The file you describe is NOT a CSV (comma separated values) file. A CSV file is a list of records one per line where each record is separated from the others by commas. There are various "flavors" of CSV which support various features for quoting fields (in case fields have embedded commas in them, for example).

I think your best bet would be to create an adapter class/instance which would pre-process the raw file, find and merge the continuation lines into records and them pass those to your instance of csv.reader. You could model your class after StringIO from the Python standard libraries.

The point is that you create something which processes data but behaves enough like a file object that it can be used, transparently, as the input source for something like csv.reader().

(Done properly you can even implement the Python context manager protocol. io.StringIO does support this protocol and could be used as a reference.
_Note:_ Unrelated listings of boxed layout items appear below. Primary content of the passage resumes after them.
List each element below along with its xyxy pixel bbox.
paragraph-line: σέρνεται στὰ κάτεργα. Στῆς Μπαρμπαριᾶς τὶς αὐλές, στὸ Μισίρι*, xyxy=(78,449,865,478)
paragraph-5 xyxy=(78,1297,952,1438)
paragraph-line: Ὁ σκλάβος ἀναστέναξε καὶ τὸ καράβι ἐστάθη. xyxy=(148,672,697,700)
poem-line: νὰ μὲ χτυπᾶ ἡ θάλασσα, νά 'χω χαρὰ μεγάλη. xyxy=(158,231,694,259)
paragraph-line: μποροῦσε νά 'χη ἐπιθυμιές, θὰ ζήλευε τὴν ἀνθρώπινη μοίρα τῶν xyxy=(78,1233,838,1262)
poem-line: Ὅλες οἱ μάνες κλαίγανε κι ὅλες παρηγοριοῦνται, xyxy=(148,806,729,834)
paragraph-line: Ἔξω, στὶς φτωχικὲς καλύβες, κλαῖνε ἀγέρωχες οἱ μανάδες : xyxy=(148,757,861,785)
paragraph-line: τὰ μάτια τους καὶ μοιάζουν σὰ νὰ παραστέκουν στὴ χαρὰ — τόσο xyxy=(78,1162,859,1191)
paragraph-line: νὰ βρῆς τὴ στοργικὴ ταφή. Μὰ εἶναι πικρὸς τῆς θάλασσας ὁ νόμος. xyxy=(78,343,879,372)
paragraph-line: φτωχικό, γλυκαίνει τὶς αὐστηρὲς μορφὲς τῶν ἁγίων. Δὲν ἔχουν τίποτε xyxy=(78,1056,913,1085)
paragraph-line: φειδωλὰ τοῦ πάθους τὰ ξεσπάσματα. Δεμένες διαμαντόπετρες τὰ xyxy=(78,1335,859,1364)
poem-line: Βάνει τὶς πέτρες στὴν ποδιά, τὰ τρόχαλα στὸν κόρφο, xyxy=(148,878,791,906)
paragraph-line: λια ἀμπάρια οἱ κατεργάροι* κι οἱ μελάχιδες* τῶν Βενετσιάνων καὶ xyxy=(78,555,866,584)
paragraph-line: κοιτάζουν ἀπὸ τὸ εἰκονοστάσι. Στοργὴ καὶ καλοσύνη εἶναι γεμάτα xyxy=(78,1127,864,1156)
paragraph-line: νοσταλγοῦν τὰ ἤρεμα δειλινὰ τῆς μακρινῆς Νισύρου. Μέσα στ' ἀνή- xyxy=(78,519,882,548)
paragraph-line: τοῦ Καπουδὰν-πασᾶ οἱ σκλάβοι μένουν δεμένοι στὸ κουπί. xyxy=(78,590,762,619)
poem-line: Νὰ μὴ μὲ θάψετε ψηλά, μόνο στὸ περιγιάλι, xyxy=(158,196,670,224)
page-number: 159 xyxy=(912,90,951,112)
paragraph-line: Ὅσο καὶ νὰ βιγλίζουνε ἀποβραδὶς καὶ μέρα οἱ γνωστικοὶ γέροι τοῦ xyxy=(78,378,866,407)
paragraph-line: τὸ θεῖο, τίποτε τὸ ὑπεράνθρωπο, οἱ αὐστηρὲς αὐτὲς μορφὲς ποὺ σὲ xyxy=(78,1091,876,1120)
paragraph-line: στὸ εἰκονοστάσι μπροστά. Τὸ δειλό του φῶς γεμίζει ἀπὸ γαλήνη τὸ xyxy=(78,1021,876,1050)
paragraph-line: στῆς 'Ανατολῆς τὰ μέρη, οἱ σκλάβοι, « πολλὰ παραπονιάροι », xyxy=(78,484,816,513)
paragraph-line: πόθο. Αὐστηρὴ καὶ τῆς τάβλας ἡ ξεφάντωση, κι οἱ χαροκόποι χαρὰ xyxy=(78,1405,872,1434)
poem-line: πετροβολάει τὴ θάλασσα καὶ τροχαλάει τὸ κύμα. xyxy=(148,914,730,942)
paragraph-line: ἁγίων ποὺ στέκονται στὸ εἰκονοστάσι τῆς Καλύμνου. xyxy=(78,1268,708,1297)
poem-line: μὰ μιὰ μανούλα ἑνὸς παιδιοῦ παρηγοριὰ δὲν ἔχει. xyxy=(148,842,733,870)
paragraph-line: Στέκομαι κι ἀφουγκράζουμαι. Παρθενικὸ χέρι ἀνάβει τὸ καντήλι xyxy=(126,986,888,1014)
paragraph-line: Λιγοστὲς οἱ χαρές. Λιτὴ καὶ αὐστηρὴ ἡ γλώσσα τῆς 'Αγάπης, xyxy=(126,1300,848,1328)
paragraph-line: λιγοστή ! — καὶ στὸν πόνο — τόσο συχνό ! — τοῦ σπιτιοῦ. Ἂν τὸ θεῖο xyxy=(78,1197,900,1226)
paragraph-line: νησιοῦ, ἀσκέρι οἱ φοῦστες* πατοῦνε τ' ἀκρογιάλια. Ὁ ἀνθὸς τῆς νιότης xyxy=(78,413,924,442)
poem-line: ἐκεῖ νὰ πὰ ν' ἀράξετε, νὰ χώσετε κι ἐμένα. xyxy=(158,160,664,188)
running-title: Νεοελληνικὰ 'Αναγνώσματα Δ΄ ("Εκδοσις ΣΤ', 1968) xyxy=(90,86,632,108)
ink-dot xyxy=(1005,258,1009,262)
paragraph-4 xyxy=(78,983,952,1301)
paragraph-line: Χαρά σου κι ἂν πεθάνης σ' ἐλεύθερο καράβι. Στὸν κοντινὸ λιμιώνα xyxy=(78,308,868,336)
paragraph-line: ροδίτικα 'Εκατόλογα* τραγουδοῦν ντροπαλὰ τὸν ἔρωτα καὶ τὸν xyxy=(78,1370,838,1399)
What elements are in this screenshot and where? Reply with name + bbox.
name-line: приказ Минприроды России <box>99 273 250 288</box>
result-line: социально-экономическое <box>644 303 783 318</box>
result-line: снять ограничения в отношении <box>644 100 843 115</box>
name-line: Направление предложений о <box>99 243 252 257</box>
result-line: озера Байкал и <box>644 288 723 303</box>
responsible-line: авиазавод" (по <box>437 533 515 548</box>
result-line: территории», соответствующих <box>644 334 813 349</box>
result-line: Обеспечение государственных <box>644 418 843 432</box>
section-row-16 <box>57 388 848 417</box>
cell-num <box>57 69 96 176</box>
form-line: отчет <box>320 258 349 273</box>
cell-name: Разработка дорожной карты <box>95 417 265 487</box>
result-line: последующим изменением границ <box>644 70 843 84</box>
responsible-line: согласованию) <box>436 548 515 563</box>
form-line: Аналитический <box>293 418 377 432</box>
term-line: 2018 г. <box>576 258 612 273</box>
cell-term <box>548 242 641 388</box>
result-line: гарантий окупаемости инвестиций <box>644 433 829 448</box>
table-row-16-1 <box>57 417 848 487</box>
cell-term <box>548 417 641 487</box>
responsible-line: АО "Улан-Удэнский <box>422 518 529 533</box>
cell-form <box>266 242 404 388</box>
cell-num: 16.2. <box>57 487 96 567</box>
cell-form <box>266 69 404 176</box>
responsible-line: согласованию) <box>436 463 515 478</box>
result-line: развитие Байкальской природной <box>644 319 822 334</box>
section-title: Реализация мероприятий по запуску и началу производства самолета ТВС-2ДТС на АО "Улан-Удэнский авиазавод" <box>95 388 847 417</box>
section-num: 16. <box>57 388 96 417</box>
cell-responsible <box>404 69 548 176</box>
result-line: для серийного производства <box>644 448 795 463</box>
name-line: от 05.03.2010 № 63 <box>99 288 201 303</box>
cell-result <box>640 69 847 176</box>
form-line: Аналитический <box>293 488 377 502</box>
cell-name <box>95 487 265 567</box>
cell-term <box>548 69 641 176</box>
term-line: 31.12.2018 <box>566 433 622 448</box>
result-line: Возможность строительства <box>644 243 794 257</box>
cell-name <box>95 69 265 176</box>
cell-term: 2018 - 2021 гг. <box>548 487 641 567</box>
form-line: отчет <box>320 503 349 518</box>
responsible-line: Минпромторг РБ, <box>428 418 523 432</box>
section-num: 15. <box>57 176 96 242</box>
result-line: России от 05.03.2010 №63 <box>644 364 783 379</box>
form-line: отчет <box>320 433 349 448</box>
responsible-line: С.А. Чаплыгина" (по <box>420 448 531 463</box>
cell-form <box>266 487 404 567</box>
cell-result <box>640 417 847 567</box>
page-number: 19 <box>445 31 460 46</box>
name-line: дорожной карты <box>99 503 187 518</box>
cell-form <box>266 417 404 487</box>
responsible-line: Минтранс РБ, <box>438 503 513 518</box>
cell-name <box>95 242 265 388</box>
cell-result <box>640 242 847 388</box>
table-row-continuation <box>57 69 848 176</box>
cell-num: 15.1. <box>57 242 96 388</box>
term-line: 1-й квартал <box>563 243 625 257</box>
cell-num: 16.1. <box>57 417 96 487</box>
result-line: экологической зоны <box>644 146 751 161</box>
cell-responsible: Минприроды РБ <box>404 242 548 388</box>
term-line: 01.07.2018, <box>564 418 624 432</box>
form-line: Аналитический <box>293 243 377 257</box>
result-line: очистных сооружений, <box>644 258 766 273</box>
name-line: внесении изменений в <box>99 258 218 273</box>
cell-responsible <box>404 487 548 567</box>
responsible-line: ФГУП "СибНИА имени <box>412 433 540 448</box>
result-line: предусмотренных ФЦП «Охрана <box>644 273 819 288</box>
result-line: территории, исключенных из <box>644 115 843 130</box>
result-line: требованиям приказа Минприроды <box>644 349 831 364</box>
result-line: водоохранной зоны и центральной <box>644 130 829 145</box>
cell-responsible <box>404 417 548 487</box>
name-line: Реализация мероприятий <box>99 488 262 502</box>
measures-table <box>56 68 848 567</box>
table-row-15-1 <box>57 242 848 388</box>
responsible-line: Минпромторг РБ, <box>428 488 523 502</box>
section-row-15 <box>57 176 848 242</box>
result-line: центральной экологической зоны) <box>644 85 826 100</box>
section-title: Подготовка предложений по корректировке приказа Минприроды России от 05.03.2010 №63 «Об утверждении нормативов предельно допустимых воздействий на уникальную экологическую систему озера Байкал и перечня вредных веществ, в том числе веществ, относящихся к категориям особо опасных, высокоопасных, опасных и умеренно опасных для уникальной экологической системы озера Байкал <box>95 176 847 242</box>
This would allow you to use instances of this hypothetical "line merging" adapter class in a Python with statement just as you're doing with your open file() object in your example code).

from io import StringIO
import csv
data = u'1,"a,b",2\n2,ab,2.1\n'
with StringIO(data) as infile:
    reader = csv.reader(infile, quotechar='"')
    for rec in reader:
        print(rec[0], rec[2], rec[1])

That's just a simple example of using the io.StringIO in a with statement Note that io.StringIO requires Unicode data, io.BytesIO requires "bytes" or string data (at least in 2.7.x). Your adapter class can do whatever you like.

2 Comments

Yes it is a valid CSV file, check the spec at seciont 2.6 tools.ietf.org/html/rfc4180
It is very much valid CSV. CSV file can contain CR/LF characters inside the field (column) but it needs to be quoted in such case. As per Wikipedia you can see that: Fields containing a line-break, double-quote or commas should be quoted. (If they are not, the file will likely be impossible to process correctly.)